Guides

Building FastAPI with open-source tools

This guide outlines the implementation of a production-ready FastAPI architecture designed for high-concurrency LLM streaming and asynchronous database management. It focuses on solving common bottlenecks in project structure, connection pooling, and non-blocking I/O.

45 minutes5 steps

Establish a Scalable Directory Structure

Move beyond single-file applications by separating concerns into discrete modules. Use an 'app' directory containing 'api' (routes), 'core' (config/security), 'models' (SQLAlchemy), and 'schemas' (Pydantic). This prevents circular imports and simplifies testing.

project_root/
├── app/
│   ├── api/          # Route handlers
│   ├── core/         # Config, security, constants
│   ├── models/       # Database models
│   ├── schemas/      # Pydantic models
│   ├── services/     # Business logic/LLM clients
│   └── main.py       # Application entry point
├── alembic/          # Database migrations
└── docker-compose.yml

⚠ Common Pitfalls

•Placing business logic directly inside route handlers, making unit testing difficult.
•Circular dependencies between models and schemas.

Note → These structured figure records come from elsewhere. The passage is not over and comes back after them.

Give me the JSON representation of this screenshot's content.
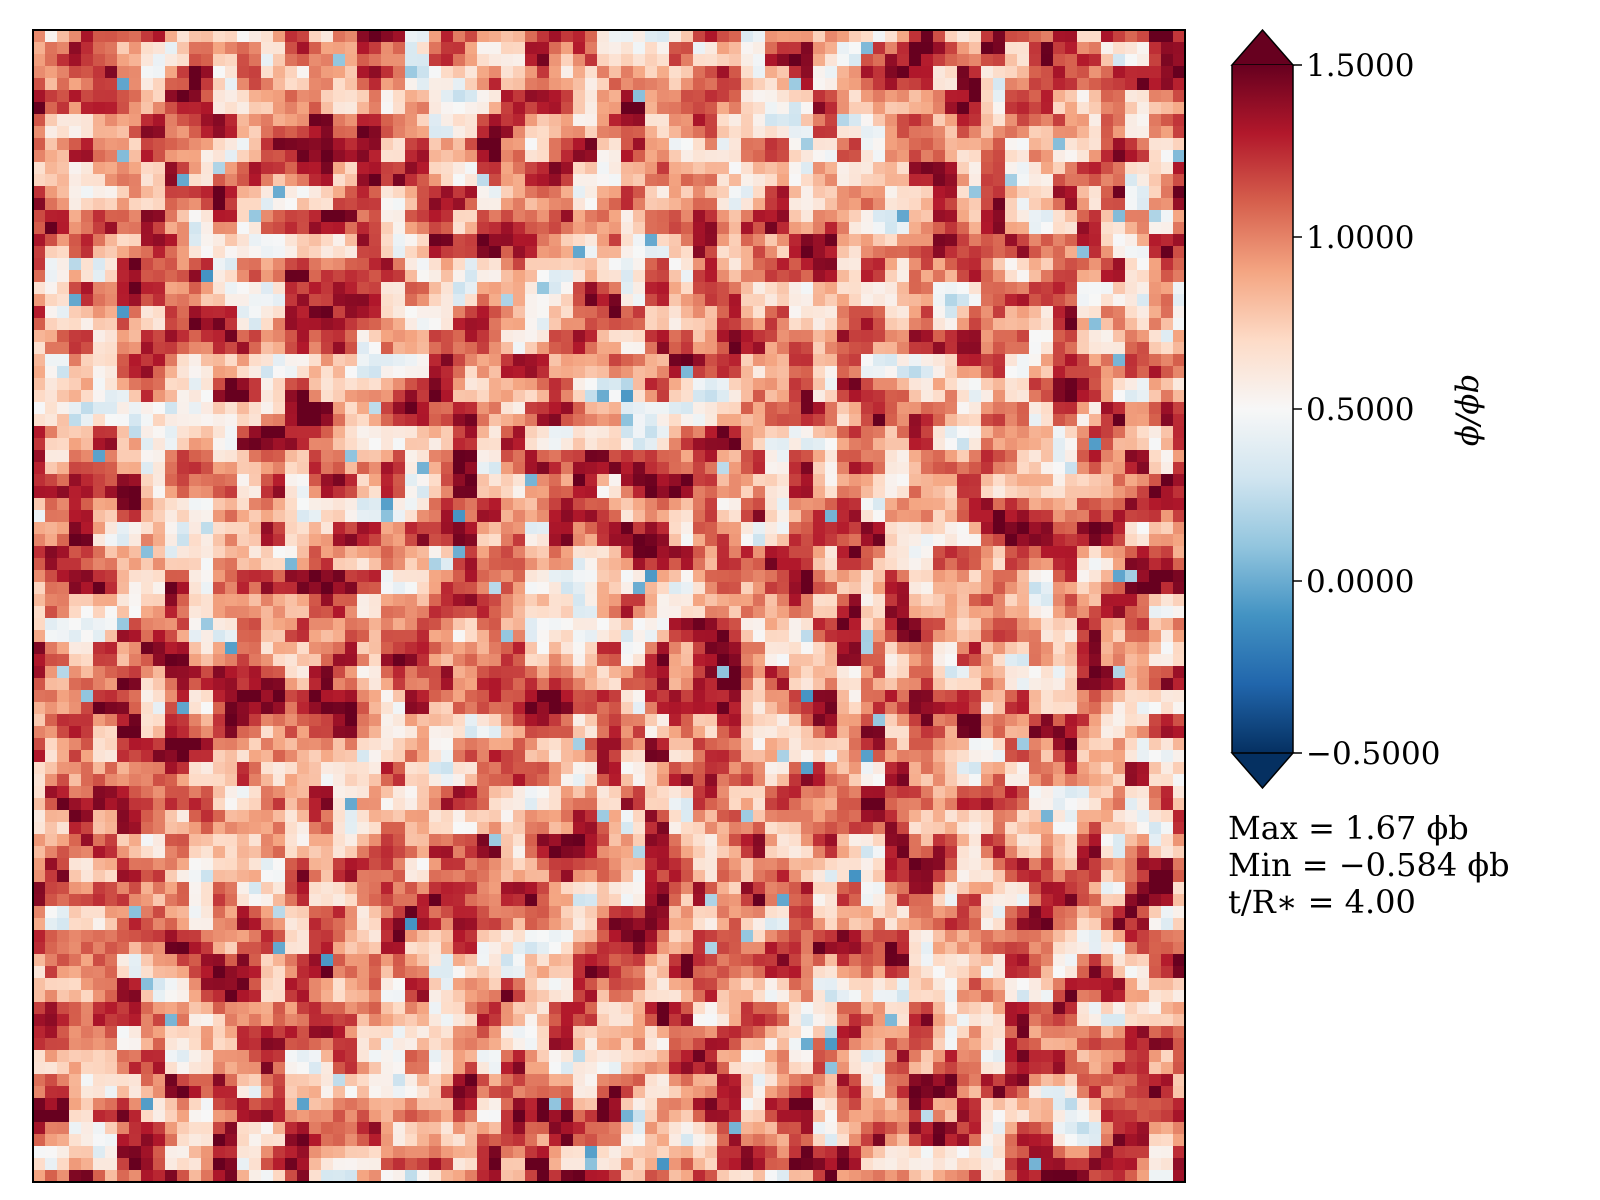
{
  "chart_data": {
    "type": "heatmap",
    "title": "",
    "xlabel": "",
    "ylabel": "",
    "colormap": "RdBu_r",
    "colorbar": {
      "label": "ϕ/ϕ_b",
      "label_display": "ϕ/ϕb",
      "range": [
        -0.5,
        1.5
      ],
      "extend": "both",
      "ticks": [
        1.5,
        1.0,
        0.5,
        0.0,
        -0.5
      ],
      "tick_labels": [
        "1.5000",
        "1.0000",
        "0.5000",
        "0.0000",
        "−0.5000"
      ]
    },
    "axes_ticks": "none",
    "field_mean_level": 0.95,
    "field_dominant": "red (about 0.5 to 1.5)",
    "field_minority": "scattered blue patches (about -0.5 to 0.3)"
  },
  "annotations": {
    "max_line": "Max = 1.67 ϕb",
    "min_line": "Min = −0.584 ϕb",
    "time_line": "t/R∗ = 4.00"
  },
  "colors": {
    "dark_red": "#67001f",
    "red": "#b2182b",
    "light_red": "#d6604d",
    "salmon": "#f4a582",
    "pale": "#fddbc7",
    "white": "#f7f7f7",
    "pale_blue": "#d1e5f0",
    "light_blue": "#92c5de",
    "blue": "#4393c3",
    "mid_blue": "#2166ac",
    "dark_blue": "#053061"
  }
}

Configure Asynchronous SQLAlchemy and Connection Pooling

Use 'sqlalchemy.ext.asyncio' with 'asyncpg' to handle database operations without blocking the event loop. Configure the engine with 'pool_size' and 'max_overflow' based on your expected concurrent user load.

app/core/db.py

from sqlalchemy.ext.asyncio import create_async_engine, async_sessionmaker, AsyncSession

DATABASE_URL = "postgresql+asyncpg://user:pass@localhost/db"

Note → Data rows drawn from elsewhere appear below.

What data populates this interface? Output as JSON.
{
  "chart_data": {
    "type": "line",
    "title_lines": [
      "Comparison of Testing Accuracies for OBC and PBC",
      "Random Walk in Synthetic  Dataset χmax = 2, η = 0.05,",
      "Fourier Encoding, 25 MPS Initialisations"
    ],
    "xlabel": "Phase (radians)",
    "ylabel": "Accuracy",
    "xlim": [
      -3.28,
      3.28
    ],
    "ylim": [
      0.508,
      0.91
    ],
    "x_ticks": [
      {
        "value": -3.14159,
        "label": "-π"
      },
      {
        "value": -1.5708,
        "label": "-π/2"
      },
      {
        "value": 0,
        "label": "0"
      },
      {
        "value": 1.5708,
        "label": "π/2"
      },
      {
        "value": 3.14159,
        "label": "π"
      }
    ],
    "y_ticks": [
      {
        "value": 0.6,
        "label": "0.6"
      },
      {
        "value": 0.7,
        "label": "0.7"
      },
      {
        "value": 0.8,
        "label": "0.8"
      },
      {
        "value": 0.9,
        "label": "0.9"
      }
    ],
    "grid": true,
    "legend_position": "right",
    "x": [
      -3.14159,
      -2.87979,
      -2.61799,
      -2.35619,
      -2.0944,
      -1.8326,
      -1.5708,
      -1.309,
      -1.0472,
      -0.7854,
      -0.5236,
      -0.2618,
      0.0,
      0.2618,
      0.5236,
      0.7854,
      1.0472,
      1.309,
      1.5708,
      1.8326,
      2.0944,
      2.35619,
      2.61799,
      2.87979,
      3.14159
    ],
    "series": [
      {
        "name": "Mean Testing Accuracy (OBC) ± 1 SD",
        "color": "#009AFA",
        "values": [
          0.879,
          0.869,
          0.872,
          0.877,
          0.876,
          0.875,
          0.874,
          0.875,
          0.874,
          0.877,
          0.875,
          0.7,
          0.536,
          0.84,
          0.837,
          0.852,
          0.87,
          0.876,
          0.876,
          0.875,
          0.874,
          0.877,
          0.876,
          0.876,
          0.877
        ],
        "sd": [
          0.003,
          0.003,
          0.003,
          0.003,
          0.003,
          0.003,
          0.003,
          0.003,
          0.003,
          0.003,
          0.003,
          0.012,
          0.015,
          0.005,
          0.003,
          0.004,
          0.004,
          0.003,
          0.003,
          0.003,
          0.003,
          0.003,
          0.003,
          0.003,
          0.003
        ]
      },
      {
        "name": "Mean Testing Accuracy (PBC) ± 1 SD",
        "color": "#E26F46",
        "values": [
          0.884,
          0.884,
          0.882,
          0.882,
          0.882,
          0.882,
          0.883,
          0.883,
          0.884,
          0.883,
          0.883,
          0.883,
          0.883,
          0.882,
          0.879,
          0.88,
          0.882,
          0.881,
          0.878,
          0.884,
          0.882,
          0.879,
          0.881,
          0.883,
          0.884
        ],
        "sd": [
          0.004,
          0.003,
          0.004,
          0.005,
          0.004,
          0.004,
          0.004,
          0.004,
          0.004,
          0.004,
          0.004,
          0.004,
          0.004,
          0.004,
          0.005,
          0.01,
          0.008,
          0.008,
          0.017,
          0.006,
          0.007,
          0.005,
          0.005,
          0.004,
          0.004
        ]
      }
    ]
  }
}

engine = create_async_engine(
    DATABASE_URL,
    pool_size=20,
    max_overflow=10,
    pool_pre_ping=True
)

AsyncSessionLocal = async_sessionmaker(
    bind=engine,
    autoflush=False,
    autocommit=False,
    expire_on_commit=False
)

⚠ Common Pitfalls

•Using a synchronous driver like 'psycopg2' which blocks the FastAPI event loop.
•Setting pool_size too high, exceeding the PostgreSQL 'max_connections' limit.

Implement Dependency Injection for Database Sessions

Create a dependency that yields a session to ensure every request gets its own connection and that the connection is properly closed after the request finishes, even if an exception occurs.

app/api/deps.py

from typing import AsyncGenerator
from app.core.db import AsyncSessionLocal

async def get_db() -> AsyncGenerator:
    async with AsyncSessionLocal() as session:
        try:
            yield session
            await session.commit()
        except Exception:
            await session.rollback()
            raise
        finally:
            await session.close()

⚠ Common Pitfalls

•Forgetting to call 'await session.close()', leading to connection leaks.
•Sharing a single session object across multiple concurrent requests.

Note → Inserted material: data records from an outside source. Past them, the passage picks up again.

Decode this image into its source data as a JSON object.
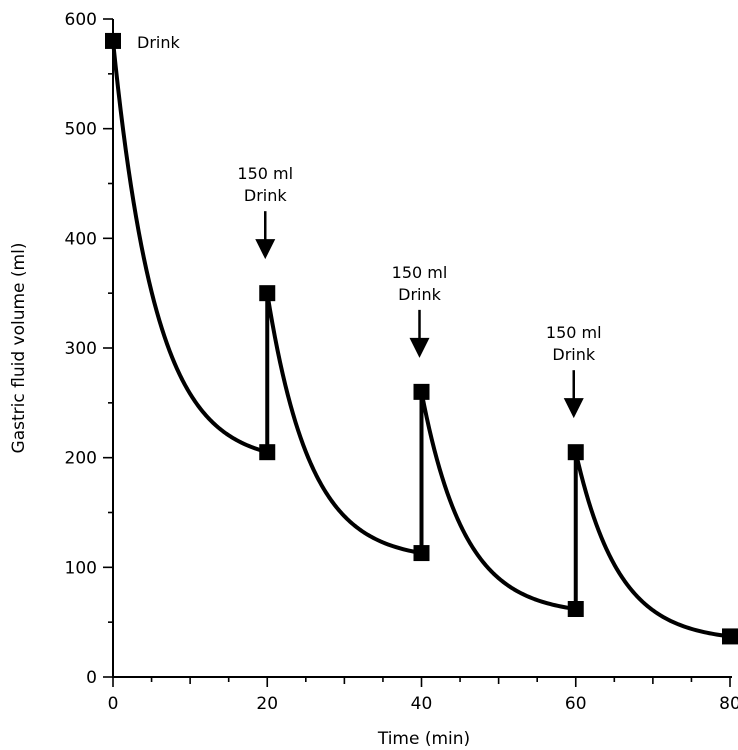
{
  "chart_data": {
    "type": "line",
    "xlabel": "Time (min)",
    "ylabel": "Gastric fluid volume (ml)",
    "xlim": [
      0,
      80
    ],
    "ylim": [
      0,
      600
    ],
    "x_ticks": [
      "0",
      "20",
      "40",
      "60",
      "80"
    ],
    "y_ticks": [
      "0",
      "100",
      "200",
      "300",
      "400",
      "500",
      "600"
    ],
    "grid": false,
    "series": [
      {
        "points": [
          {
            "x": 0,
            "y": 580
          },
          {
            "x": 20,
            "y": 205
          },
          {
            "x": 20,
            "y": 350
          },
          {
            "x": 40,
            "y": 113
          },
          {
            "x": 40,
            "y": 260
          },
          {
            "x": 60,
            "y": 62
          },
          {
            "x": 60,
            "y": 205
          },
          {
            "x": 80,
            "y": 37
          }
        ]
      }
    ],
    "annotations": [
      {
        "lines": [
          "Drink"
        ],
        "x": 0,
        "y": 580,
        "arrow": false
      },
      {
        "lines": [
          "150 ml",
          "Drink"
        ],
        "x": 20,
        "y": 350,
        "arrow": true
      },
      {
        "lines": [
          "150 ml",
          "Drink"
        ],
        "x": 40,
        "y": 260,
        "arrow": true
      },
      {
        "lines": [
          "150 ml",
          "Drink"
        ],
        "x": 60,
        "y": 205,
        "arrow": true
      }
    ]
  }
}
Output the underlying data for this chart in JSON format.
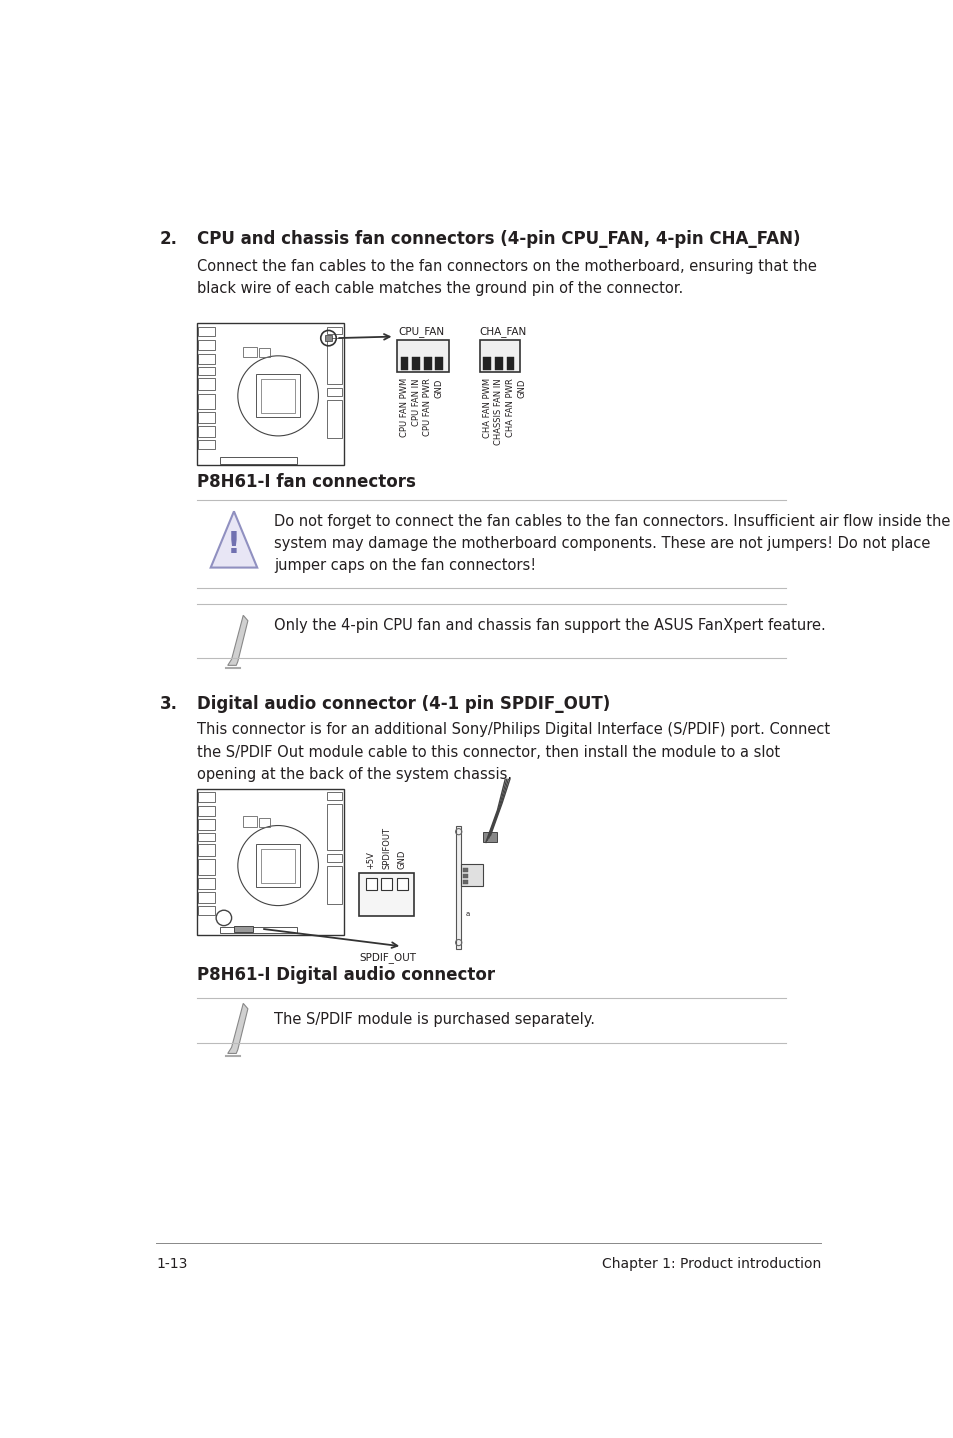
{
  "bg_color": "#ffffff",
  "section2_num": "2.",
  "section2_title": "CPU and chassis fan connectors (4-pin CPU_FAN, 4-pin CHA_FAN)",
  "section2_body": "Connect the fan cables to the fan connectors on the motherboard, ensuring that the\nblack wire of each cable matches the ground pin of the connector.",
  "fan_caption": "P8H61-I fan connectors",
  "warning_text": "Do not forget to connect the fan cables to the fan connectors. Insufficient air flow inside the\nsystem may damage the motherboard components. These are not jumpers! Do not place\njumper caps on the fan connectors!",
  "note1_text": "Only the 4-pin CPU fan and chassis fan support the ASUS FanXpert feature.",
  "section3_num": "3.",
  "section3_title": "Digital audio connector (4-1 pin SPDIF_OUT)",
  "section3_body": "This connector is for an additional Sony/Philips Digital Interface (S/PDIF) port. Connect\nthe S/PDIF Out module cable to this connector, then install the module to a slot\nopening at the back of the system chassis.",
  "audio_caption": "P8H61-I Digital audio connector",
  "note2_text": "The S/PDIF module is purchased separately.",
  "footer_left": "1-13",
  "footer_right": "Chapter 1: Product introduction",
  "text_color": "#231f20",
  "gray_color": "#666666",
  "line_color": "#bbbbbb",
  "dark_line_color": "#888888",
  "body_fontsize": 10.5,
  "heading_fontsize": 12.0,
  "caption_fontsize": 12.0,
  "footer_fontsize": 10.0,
  "small_fontsize": 6.0
}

Create a Streaming LLM Response Endpoint

Use FastAPI's 'StreamingResponse' with an async generator to pipe tokens from an LLM provider (like OpenAI or a local vLLM instance) to the client. This reduces perceived latency by providing data as it is generated.

app/api/v1/llm.py

from fastapi import APIRouter
from fastapi.responses import StreamingResponse

router = APIRouter()

async def mock_llm_generator():
    tokens = ["FastAPI", " is", " extremely", " fast."]
    for token in tokens:
        yield f"data: {token}\n\n"
        await asyncio.sleep(0.1)

@router.get("/stream")
async def stream_llm():
    return StreamingResponse(mock_llm_generator(), media_type="text/event-stream")

⚠ Common Pitfalls

•Not setting the correct 'media_type', which can cause browsers to buffer the response.
•Using a synchronous generator that blocks the worker while waiting for the next token.

Optimize Deployment with Gunicorn and Uvicorn Workers

For production, run FastAPI behind Gunicorn using the Uvicorn worker class. This provides process management (Gunicorn) while retaining async capabilities (Uvicorn). Set the number of workers to (2 x $num_cores) + 1.

Dockerfile

CMD ["gunicorn", "-w", "4", "-k", "uvicorn.workers.UvicornWorker", "app.main:app", "--bind", "0.0.0.0:8000"]

⚠ Common Pitfalls

•Running with '--reload' in production, which significantly degrades performance.
•Using an insufficient number of workers for CPU-bound tasks like Pydantic validation on large payloads.

What you built

Following this architecture ensures that your FastAPI application remains maintainable as it grows and performs efficiently under load. By utilizing async database sessions and streaming responses, you maximize the throughput of your hardware while providing a responsive experience for AI-driven features.